POJ-2186 Popular Cows （强连通分量[Kosaraju]）

Popular Cows

http://poj.org/problem?id=2186

Time Limit: 2000MS		Memory Limit: 65536K

Description

Every cow's dream is to become the most popular cow in the herd. In a herd of N (1 <= N <= 10,000) cows, you are given up to M (1 <= M <= 50,000) ordered pairs of the form (A, B) that tell you that cow A thinks that cow B is popular. Since popularity is transitive, if A thinks B is popular and B thinks C is popular, then A will also think that C is 
popular, even if this is not explicitly specified by an ordered pair in the input.

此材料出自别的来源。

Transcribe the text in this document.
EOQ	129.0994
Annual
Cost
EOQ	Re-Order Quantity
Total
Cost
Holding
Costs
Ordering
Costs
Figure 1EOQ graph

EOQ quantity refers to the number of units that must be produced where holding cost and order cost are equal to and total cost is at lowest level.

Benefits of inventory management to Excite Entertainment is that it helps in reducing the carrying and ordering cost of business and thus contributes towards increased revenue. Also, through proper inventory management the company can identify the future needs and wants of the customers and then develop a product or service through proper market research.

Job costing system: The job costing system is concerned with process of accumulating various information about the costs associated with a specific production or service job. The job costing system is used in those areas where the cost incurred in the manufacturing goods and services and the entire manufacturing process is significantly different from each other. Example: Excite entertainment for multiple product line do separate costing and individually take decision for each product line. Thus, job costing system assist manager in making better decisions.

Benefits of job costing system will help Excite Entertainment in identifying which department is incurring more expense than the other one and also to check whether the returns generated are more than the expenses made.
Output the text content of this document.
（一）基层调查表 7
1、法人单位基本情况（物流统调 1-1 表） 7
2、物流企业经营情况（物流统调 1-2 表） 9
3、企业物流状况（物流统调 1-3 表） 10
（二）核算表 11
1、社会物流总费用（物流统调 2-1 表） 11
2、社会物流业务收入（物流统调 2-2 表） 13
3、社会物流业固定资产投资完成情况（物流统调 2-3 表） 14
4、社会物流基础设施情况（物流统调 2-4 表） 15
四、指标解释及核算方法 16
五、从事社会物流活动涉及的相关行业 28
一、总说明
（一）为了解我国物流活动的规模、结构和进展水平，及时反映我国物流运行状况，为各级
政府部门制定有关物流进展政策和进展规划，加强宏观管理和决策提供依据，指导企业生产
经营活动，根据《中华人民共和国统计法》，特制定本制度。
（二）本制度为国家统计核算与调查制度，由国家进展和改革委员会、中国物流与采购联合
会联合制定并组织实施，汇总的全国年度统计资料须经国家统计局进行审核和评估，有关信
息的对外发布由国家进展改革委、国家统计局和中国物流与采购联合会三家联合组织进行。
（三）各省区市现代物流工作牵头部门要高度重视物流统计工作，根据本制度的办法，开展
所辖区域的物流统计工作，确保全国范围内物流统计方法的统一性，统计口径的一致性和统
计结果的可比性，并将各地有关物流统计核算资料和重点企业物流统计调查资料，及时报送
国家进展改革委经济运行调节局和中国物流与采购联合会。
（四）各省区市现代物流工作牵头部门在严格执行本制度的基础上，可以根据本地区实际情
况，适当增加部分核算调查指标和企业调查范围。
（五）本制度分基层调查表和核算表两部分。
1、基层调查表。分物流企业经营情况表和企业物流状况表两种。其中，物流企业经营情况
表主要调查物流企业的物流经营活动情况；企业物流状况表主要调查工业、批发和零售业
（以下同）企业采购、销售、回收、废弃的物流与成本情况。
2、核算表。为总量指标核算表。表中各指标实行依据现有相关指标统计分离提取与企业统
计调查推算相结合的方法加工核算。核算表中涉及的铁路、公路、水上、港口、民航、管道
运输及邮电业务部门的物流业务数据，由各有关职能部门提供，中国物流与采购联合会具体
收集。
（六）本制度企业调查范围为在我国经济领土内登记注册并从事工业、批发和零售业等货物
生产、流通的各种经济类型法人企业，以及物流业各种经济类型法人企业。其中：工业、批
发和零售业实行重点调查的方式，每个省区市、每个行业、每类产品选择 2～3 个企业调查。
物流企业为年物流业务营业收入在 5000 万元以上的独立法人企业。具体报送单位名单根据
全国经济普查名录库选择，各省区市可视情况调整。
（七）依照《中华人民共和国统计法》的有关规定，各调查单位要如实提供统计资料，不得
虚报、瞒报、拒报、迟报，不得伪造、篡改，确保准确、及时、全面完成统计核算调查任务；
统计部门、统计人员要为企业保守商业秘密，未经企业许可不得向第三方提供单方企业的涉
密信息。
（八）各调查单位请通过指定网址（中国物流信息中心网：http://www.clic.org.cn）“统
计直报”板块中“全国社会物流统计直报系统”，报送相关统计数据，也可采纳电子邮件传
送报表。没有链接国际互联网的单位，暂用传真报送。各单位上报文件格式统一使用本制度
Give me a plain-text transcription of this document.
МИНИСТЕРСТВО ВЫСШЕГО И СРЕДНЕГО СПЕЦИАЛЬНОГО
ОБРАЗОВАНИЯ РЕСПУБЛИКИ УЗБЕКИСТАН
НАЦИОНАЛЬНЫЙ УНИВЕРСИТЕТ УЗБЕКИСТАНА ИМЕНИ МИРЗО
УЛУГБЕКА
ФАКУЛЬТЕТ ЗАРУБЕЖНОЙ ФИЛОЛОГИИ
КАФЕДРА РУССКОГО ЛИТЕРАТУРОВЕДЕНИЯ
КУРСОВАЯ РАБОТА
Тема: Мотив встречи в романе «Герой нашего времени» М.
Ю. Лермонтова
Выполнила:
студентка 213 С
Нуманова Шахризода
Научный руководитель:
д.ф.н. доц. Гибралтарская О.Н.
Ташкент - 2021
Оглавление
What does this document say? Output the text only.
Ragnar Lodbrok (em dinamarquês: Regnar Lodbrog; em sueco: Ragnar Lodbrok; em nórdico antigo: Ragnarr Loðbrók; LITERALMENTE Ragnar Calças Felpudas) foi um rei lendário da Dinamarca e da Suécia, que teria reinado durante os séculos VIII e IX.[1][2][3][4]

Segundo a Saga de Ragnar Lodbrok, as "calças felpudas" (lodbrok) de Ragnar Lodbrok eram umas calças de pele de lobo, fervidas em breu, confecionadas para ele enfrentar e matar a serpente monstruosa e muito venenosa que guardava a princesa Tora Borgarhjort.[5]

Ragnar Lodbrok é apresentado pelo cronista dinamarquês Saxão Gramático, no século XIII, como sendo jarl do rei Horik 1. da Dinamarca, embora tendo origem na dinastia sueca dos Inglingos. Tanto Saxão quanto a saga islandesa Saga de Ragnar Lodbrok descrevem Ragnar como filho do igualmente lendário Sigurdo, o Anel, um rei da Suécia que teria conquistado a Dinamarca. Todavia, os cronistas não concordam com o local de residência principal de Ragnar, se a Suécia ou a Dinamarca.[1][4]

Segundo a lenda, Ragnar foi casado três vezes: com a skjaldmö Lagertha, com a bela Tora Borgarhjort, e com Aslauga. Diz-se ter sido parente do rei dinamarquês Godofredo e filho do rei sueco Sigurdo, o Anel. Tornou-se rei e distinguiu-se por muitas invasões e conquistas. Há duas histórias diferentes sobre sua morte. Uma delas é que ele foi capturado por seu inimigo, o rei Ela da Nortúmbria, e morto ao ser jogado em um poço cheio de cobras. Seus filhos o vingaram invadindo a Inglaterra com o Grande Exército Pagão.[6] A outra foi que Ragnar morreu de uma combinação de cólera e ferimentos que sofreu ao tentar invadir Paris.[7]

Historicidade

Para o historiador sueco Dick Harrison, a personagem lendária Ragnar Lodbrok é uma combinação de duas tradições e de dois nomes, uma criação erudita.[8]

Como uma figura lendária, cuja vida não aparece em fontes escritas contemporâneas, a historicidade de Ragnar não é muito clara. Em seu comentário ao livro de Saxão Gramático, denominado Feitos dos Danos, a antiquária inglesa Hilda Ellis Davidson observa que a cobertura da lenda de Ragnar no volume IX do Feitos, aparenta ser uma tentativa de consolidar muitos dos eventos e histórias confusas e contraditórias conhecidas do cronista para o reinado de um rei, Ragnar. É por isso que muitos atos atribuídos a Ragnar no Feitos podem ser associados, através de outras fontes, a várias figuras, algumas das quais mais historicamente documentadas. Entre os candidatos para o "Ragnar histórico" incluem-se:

Your task is to compute the number of cows that are considered popular by every other cow. 

Input

* Line 1: Two space-separated integers, N and M 

* Lines 2..1+M: Two space-separated numbers A and B, meaning that A thinks B is popular. 

Output

* Line 1: A single integer that is the number of cows who are considered popular by every other cow. 

Sample Input

3 3
1 2
2 1
2 3

Sample Output

1

题目大意：给定一个有向图，求有多少个顶点是由任何顶点出发都可达的？

初次接触这方面的图论，知道的太少了，还不能看出如何转换，只能根据题解慢慢学习

要做这题首先得了解一个定理：DAG中唯一出度为0的点，一定可以由任何点出发均可达（由于无环，所以从任何点出发往前走，必然终止于一个出度为0的点）

可以先求出所有的强连通分量，并且将强连通分量缩成一个点，寻找出度为0的缩点，若其个数大于1，则有0个点满足题意；若其个数等于1，则缩点中所有的点都满足题意

#include <cstdio>
#include <cstring>
#include <vector>

using namespace std;

int n,m,s,e,cnt;
int stak[10005],top,color[10005],indeg[10005],outdeg[10005];//top指向栈顶元素的后一个，也表示栈内元素个数
vector<int> edge[10005],edge_T[10005];
bool vis[10005];

void dfs(int u) {
    vis[u]=true;
    for(int i=0;i<edge[u].size();++i)
        if(!vis[edge[u][i]])
            dfs(edge[u][i]);
    stak[top++]=u;//点u离开时入栈
}

void dfs_T(int u) {
    vis[u]=true;
    color[u]=cnt;//对u点进行染色，即缩点
    for(int i=0;i<edge_T[u].size();++i)
        if(!vis[edge_T[u][i]])
            dfs_T(edge_T[u][i]);
}

void Kosaraju() {//求出所有强连通分量
    cnt=top=0;
    memset(vis,false,sizeof(vis));
    for(int i=1;i<=n;++i)
        if(!vis[i])
            dfs(i);
    memset(vis,false,sizeof(vis));
    while(top>0) {
        s=stak[--top];
        if(!vis[s]) {
            ++cnt;
            dfs_T(s);
        }
    }
}

int solve() {
    memset(indeg,0,sizeof(indeg));
    memset(outdeg,0,sizeof(outdeg));
    for(int i=1;i<=n;++i) {
        for(int j=0;j<edge[i].size();++j) {
            if(color[i]!=color[edge[i][j]]) {//如果这两个点不再一个强连通分量（缩点）上
                ++outdeg[color[i]];//点i所在的缩点出度+1
                ++indeg[color[edge[i][j]]];//点edge[i][j]所在的缩点入度+1
            }
        }
    }
    int num=0;//num表示出度为0的缩点的个数
    for(int i=1;i<=cnt;++i) {
        if(outdeg[i]==0) {
            ++num;
            e=i;//e表示出度为0的缩点
        }
    }
    if(num>1)
        return 0;
    int x=0;//x表示缩点e所含的点的个数
    for(int i=1;i<=n;++i)
        if(color[i]==e)
            ++x;
    return x;
}

int main() {
    while(scanf("%d%d",&n,&m)==2) {
        for(int i=1;i<=n;++i) {
            edge[i].clear();
            edge_T[i].clear();
        }
        while(m-->0) {
            scanf("%d%d",&s,&e);
            edge[s].push_back(e);
            edge_T[e].push_back(s);
        }
        Kosaraju();
        printf("%d\n",solve());
    }
    return 0;
}